Il prit le papier et le déroula. Il était presque aussi long que le pharmacien, de petite taille. Il lut calmement tout ce qui était demandé. Eric 45 observa l’homme. Il aurait aimé être à sa place. Il avait au moins un nom à lui. Il n’était pas bien vieux, sûrement une trentaine d’années. Hima par contre approchait de la cinquantaine, encore quelques années et il ne serait plus de ce monde. Ses gestes étaient lents et ses idées commençaient à divaguer. Il aurait aimé naître dans le secteur de la médecine. Après une bonne éducation, ses êtres étaient directement placés dans les meilleurs emplois de ce monde. Leur cadeau pour leur diplôme était une voiture volante. Bien sûr, c’était un modèle économique, voire dépassé, mais elle gardait encore un aspect pratique. A 25 ans, ils pouvaient conduire sur les nuages tout le long de la nuit, et peut être voir cette fameuse lune que l’on entend trop souvent dans les fables. Son regard se posa sur les écrans en noir et blanc à l’arrière. Des pics saillants occupaient le bas du cadre. Il ne finirait pas dans ce sous sol. Pas cette fois. Le carton qu’on posa brutalement devant lui le fit sortir de ses pensées.
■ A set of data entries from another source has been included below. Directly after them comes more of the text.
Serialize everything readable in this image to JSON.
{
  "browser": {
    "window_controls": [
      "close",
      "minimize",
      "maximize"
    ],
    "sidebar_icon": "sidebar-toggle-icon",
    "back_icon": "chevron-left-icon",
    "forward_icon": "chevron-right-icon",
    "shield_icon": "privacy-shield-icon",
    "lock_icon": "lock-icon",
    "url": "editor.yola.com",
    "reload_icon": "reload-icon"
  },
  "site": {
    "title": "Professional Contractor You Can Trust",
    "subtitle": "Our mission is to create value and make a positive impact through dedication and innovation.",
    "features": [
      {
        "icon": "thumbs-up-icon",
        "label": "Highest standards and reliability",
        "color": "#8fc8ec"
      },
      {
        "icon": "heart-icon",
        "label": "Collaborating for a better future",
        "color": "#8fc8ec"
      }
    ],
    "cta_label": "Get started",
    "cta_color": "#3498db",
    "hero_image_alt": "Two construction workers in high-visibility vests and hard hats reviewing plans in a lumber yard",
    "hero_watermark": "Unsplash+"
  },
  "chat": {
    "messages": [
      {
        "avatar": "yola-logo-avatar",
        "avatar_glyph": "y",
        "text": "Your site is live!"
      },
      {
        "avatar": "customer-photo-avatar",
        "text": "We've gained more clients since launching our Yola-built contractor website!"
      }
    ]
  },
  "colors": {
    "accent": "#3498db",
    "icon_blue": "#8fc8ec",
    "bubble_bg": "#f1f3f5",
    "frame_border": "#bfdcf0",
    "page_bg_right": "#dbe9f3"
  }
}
- Voilà vos médicaments, lança froidement Pios. Il y a un disque optique qui vous expliquera tout dedans. 5400 Earth, dit il en tendant la main.

Eric 45 fouilla dans ses poches. L’argent était là. Il l’avait pris au cas où, sans vraiment y croire. Cela faisait quelques temps qu’il s’était mis dans la tête qu’aujourd’hui serait les derniers instants de sa vie. Le fait qu’il y ait toujours de l’air qui passait dans ses poumons le rendait particulièrement heureux. Il tendit une liasse de billets fièrement au pharmacien et prit son carton. Il sortit le cœur léger de la pharmacie. La société lui accordait une dernière chance, et il allait la saisir.

#

Pios regarda l’homme partir et un rictus dédaigneux apparut sur son visage. Les rondeurs de ce corps à moitié pourri lui donnèrent un haut le cœur. Son métier avait parfois des aspects bien difficiles pour sa pauvre âme.
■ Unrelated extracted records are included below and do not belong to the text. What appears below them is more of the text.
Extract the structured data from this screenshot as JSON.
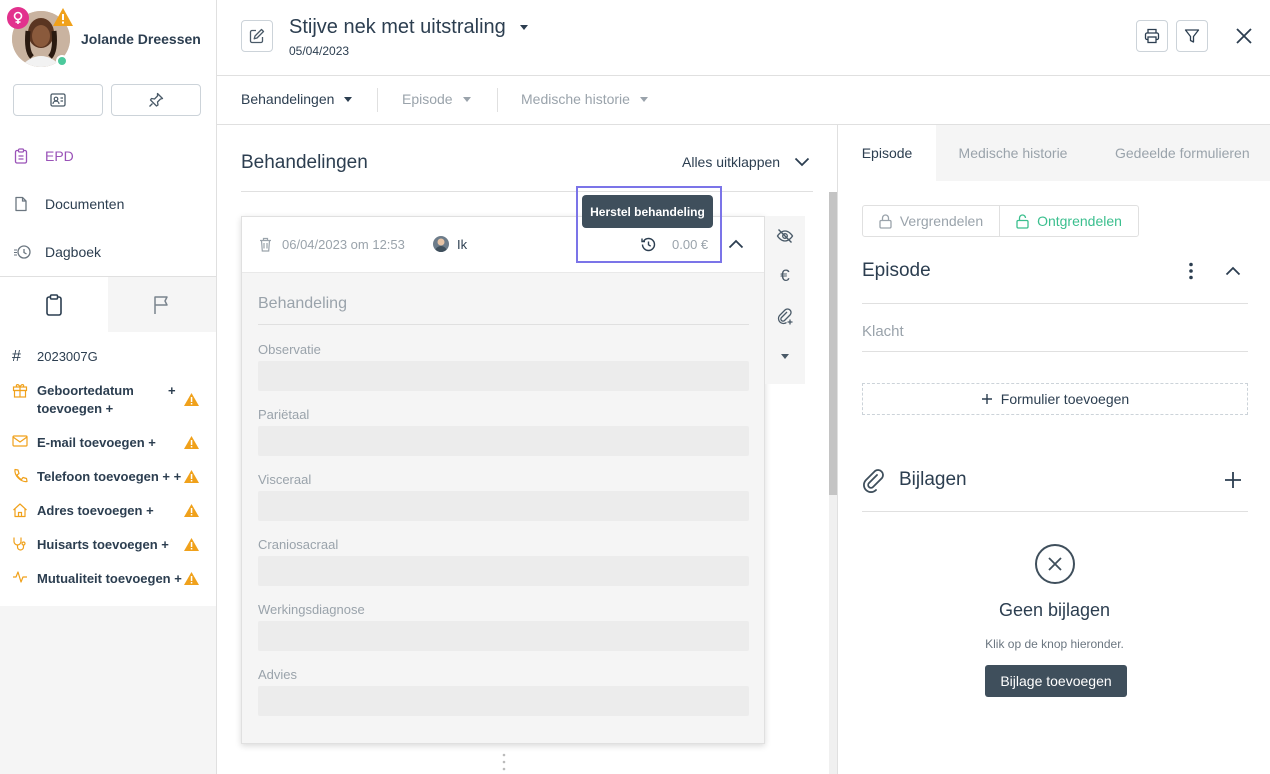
{
  "patient": {
    "name": "Jolande Dreessen"
  },
  "sidebar": {
    "nav": [
      {
        "label": "EPD",
        "icon": "clipboard-icon",
        "active": true
      },
      {
        "label": "Documenten",
        "icon": "document-icon"
      },
      {
        "label": "Dagboek",
        "icon": "history-icon"
      }
    ],
    "info": {
      "id": "2023007G",
      "rows": [
        {
          "label": "Geboortedatum\ntoevoegen +",
          "plus": "+",
          "icon": "gift-icon"
        },
        {
          "label": "E-mail toevoegen +",
          "icon": "mail-icon"
        },
        {
          "label": "Telefoon toevoegen + +",
          "icon": "phone-icon"
        },
        {
          "label": "Adres toevoegen +",
          "icon": "home-icon"
        },
        {
          "label": "Huisarts toevoegen +",
          "icon": "stethoscope-icon"
        },
        {
          "label": "Mutualiteit toevoegen +",
          "icon": "pulse-icon"
        }
      ]
    }
  },
  "header": {
    "title": "Stijve nek met uitstraling",
    "date": "05/04/2023"
  },
  "subnav": {
    "items": [
      "Behandelingen",
      "Episode",
      "Medische historie"
    ]
  },
  "main": {
    "title": "Behandelingen",
    "expand_all": "Alles uitklappen",
    "treatment": {
      "datetime": "06/04/2023 om 12:53",
      "user": "Ik",
      "price": "0.00 €",
      "tooltip": "Herstel behandeling",
      "section": "Behandeling",
      "fields": [
        "Observatie",
        "Pariëtaal",
        "Visceraal",
        "Craniosacraal",
        "Werkingsdiagnose",
        "Advies"
      ]
    }
  },
  "right": {
    "tabs": [
      "Episode",
      "Medische historie",
      "Gedeelde formulieren"
    ],
    "lock": "Vergrendelen",
    "unlock": "Ontgrendelen",
    "episode_title": "Episode",
    "complaint_label": "Klacht",
    "add_form": "Formulier toevoegen",
    "attachments_title": "Bijlagen",
    "empty_title": "Geen bijlagen",
    "empty_sub": "Klik op de knop hieronder.",
    "add_attachment": "Bijlage toevoegen"
  },
  "colors": {
    "accent": "#9a53b8",
    "success": "#3bbf8e",
    "warning": "#f0a11b",
    "dark": "#3f4f5c",
    "highlight": "#7b74e8"
  }
}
- Je ne pensais pas que celui là s’en tirerait.

- Moi non plus.

Pios sursauta. Il n’avait pas vu Igor192 arriver. Comme toujours l’homme baraqué était d’une discrétion irréprochable, malgré sa forte corpulence. Cela faisait pourtant quelques années maintenant qu’il avait rejoint ce service. Pios avait eu beaucoup de mal à s’adapter à ce sous-être, mais c’est vrai qu’il était très pratique.

- Ça se voit que la succession approche. Les prétendants veulent bien se faire voir du peuple.
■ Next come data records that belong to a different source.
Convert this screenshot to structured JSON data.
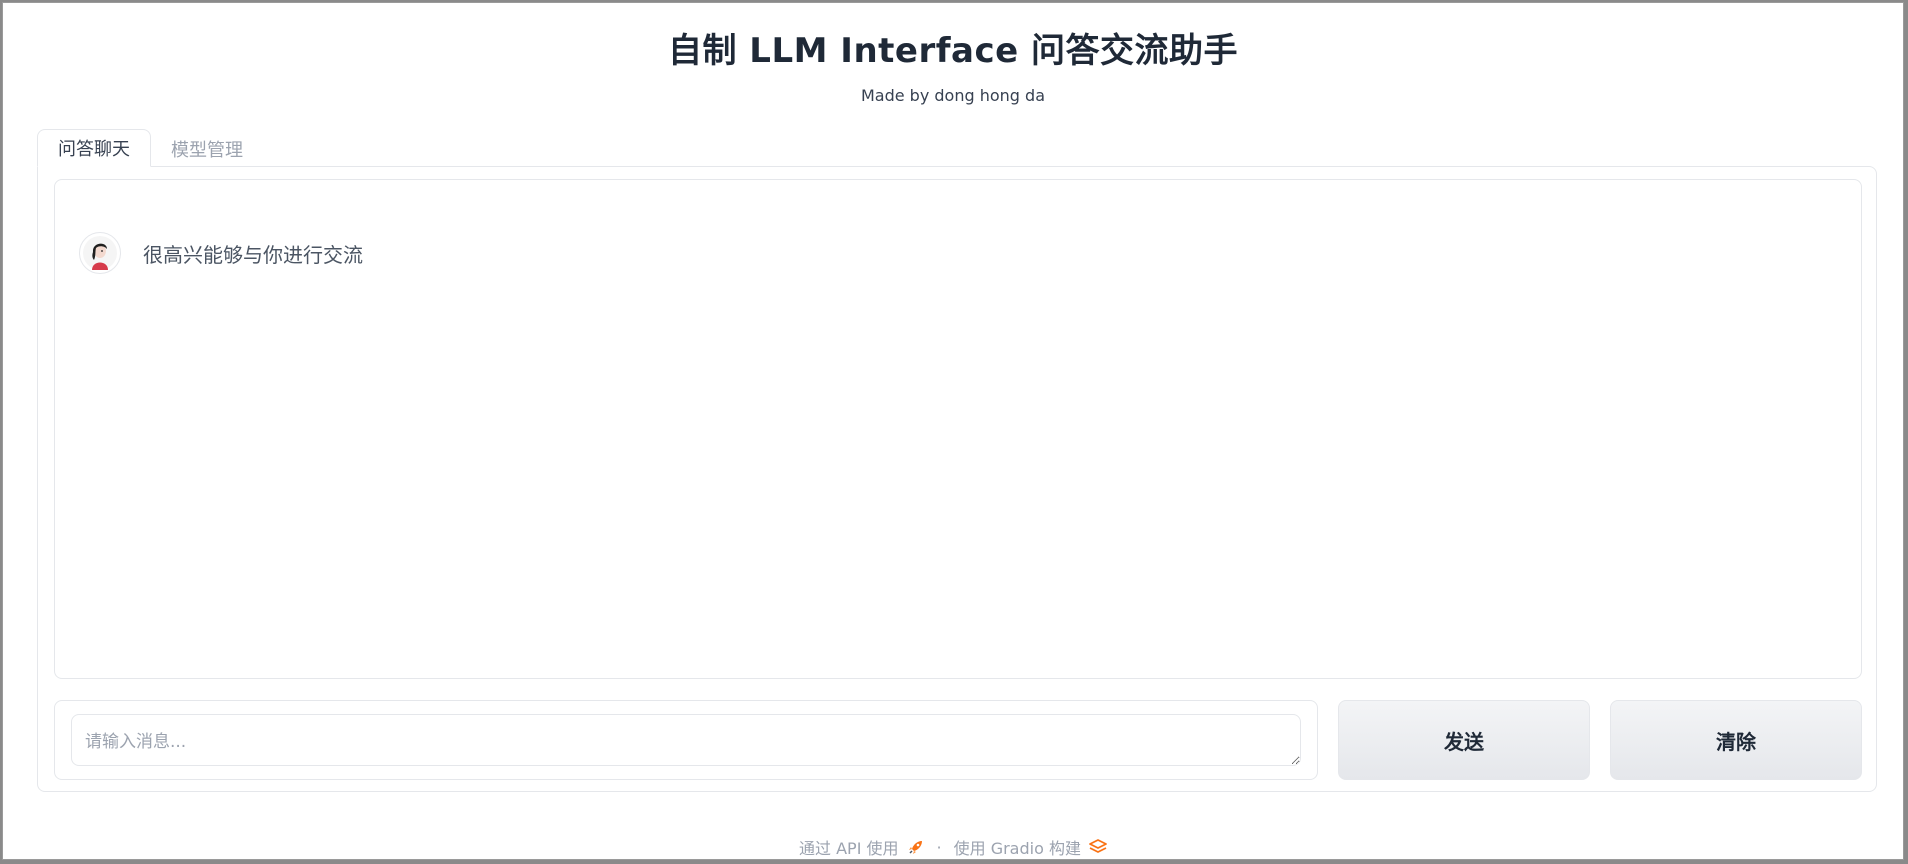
{
  "header": {
    "title": "自制 LLM Interface 问答交流助手",
    "subtitle": "Made by dong hong da"
  },
  "tabs": [
    {
      "label": "问答聊天",
      "active": true
    },
    {
      "label": "模型管理",
      "active": false
    }
  ],
  "chat": {
    "messages": [
      {
        "role": "bot",
        "text": "很高兴能够与你进行交流"
      }
    ]
  },
  "composer": {
    "placeholder": "请输入消息...",
    "value": ""
  },
  "buttons": {
    "send_label": "发送",
    "clear_label": "清除"
  },
  "footer": {
    "api_link": "通过 API 使用",
    "separator": "·",
    "built_with": "使用 Gradio 构建",
    "api_icon": "rocket-icon",
    "gradio_icon": "gradio-logo-icon"
  },
  "colors": {
    "accent": "#f97316",
    "text_primary": "#1f2937",
    "text_muted": "#9ca3af",
    "border": "#e5e7eb"
  }
}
- Igor192 moins fort, chuchota d’un ton rageur  Pios.

Comment pouvait-il oser tenir de tel propos ? Pios avait bien senti que depuis quelques mois, Igor192 prenait plus en plus d’aisance dans ses propos. Il l’avait même vu une fois feuilleté un magazine sur les appartements dans son secteur. Comme si lui, pouvait un jour devenir un pharmacien ! Le cas arrivait bien sûr, mais autant de fois que la neige qui tombait dans le désert.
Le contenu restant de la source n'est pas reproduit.